Thin strings are more elastic than thick ones, and loose strings are more elastic than tight ones. So what's to choose? Can you take a thick string and simply string it loosely to duplicate the power and control of a thin one?

Sorry, but it doesn't work that way. At equal stringing tensions, thin string is stretched further than thick string, so thin string behaves stiffer than thick string, and this seems to give thin string an edge on control, just as it has an edge on power. Additionally, thin string penetrates the surface of the ball deeper than thick string, and this provides more "bite" for spin shots.

See the chart for a summary: First find the playability characteristics that are most important to you, then select string gauge and tension accordingly.

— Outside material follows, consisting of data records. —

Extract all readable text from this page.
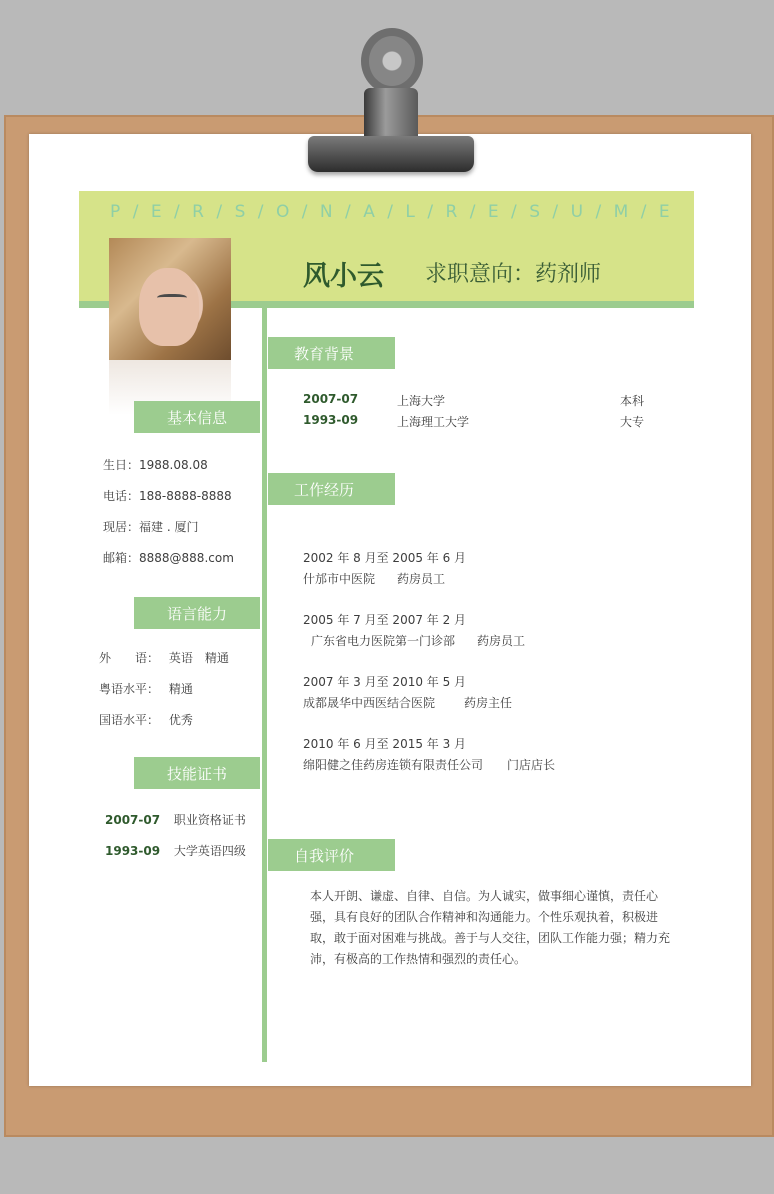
P / E / R / S / O / N / A / L / R / E / S / U / M / E
风小云 求职意向：药剂师
基本信息
生日：1988.08.08
电话：188-8888-8888
现居：福建 . 厦门
邮箱：8888@888.com
语言能力
外　　语： 英语　精通
粤语水平： 精通
国语水平： 优秀
技能证书
2007-07 职业资格证书
1993-09 大学英语四级
教育背景
2007-07	上海大学	本科
1993-09	上海理工大学	大专
工作经历
2002 年 8 月至 2005 年 6 月
什邡市中医院 药房员工
2005 年 7 月至 2007 年 2 月
广东省电力医院第一门诊部 药房员工
2007 年 3 月至 2010 年 5 月
成都晟华中西医结合医院 药房主任
2010 年 6 月至 2015 年 3 月
绵阳健之佳药房连锁有限责任公司 门店店长
自我评价
本人开朗、谦虚、自律、自信。为人诚实，做事细心谨慎，责任心强，具有良好的团队合作精神和沟通能力。个性乐观执着，积极进取，敢于面对困难与挑战。善于与人交往，团队工作能力强；精力充沛，有极高的工作热情和强烈的责任心。
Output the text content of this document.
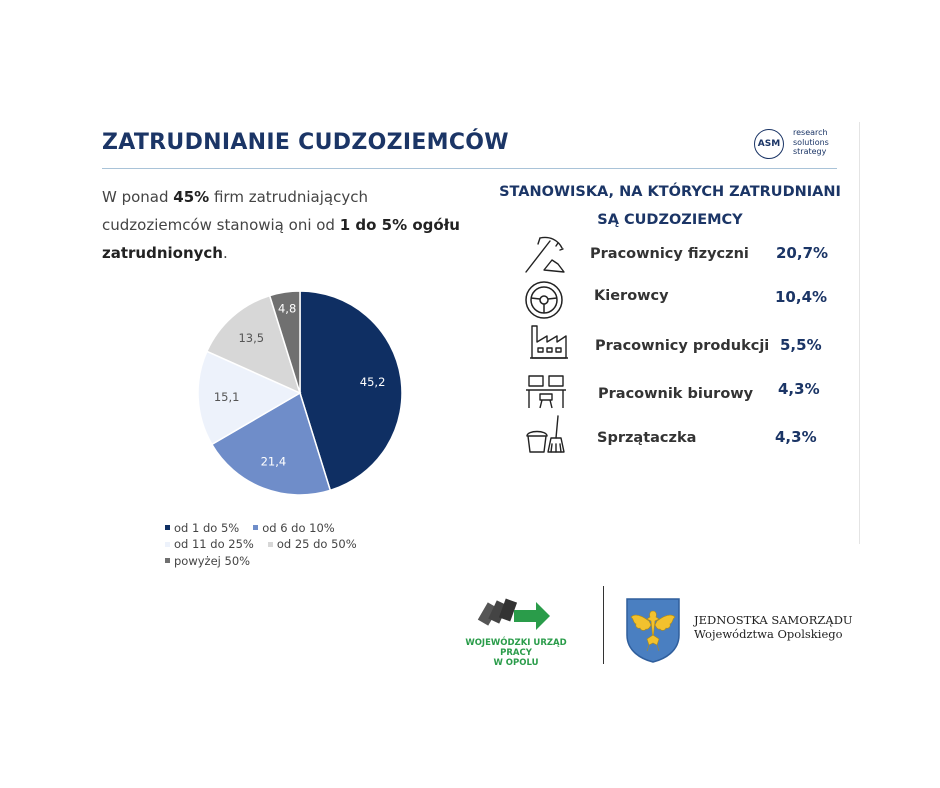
ZATRUDNIANIE CUDZOZIEMCÓW	ASM
research
solutions
strategy
W ponad 45% firm zatrudniających cudzoziemców stanowią oni od 1 do 5% ogółu zatrudnionych.
45,2
21,4
15,1
13,5
4,8
od 1 do 5% od 6 do 10%
od 11 do 25% od 25 do 50%
powyżej 50%
STANOWISKA, NA KTÓRYCH ZATRUDNIANI
SĄ CUDZOZIEMCY
Pracownicy fizyczni 20,7%
Kierowcy	10,4%
Pracownicy produkcji 5,5%
Pracownik biurowy 4,3%
Sprzątaczka	4,3%
WOJEWÓDZKI URZĄD PRACY
W OPOLU
JEDNOSTKA SAMORZĄDU
Województwa Opolskiego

Here are two final considerations. Thick strings hold tension better: at the same pound-tension, they won't go "dead" as quickly as thin ones. And more elastic strings transmit less shock to the player's arm, so they may be better if you're worried about "tennis elbow."

Figure 1

String Power Control Durability
Thin Gauge
Loose Tension
high low medium
Thin Gauge
Tight Tension
medium medium low
Thick Gauge
Loose Tension
medium medium high
Thick Gauge
Tight Tension
low high medium

Once you've found the tension at which your racquet generates maximum power for a particular string, you may want to tune the racquet further to suit your style of play. By reducing the tension a few pounds, the string will be less prone to breakage. By raising the tension a couple pounds, you'll stiffen the string bed: it will remain flatter when you hit the ball, and you'll gain control.

This article previously appeared in Racquetball Magazine.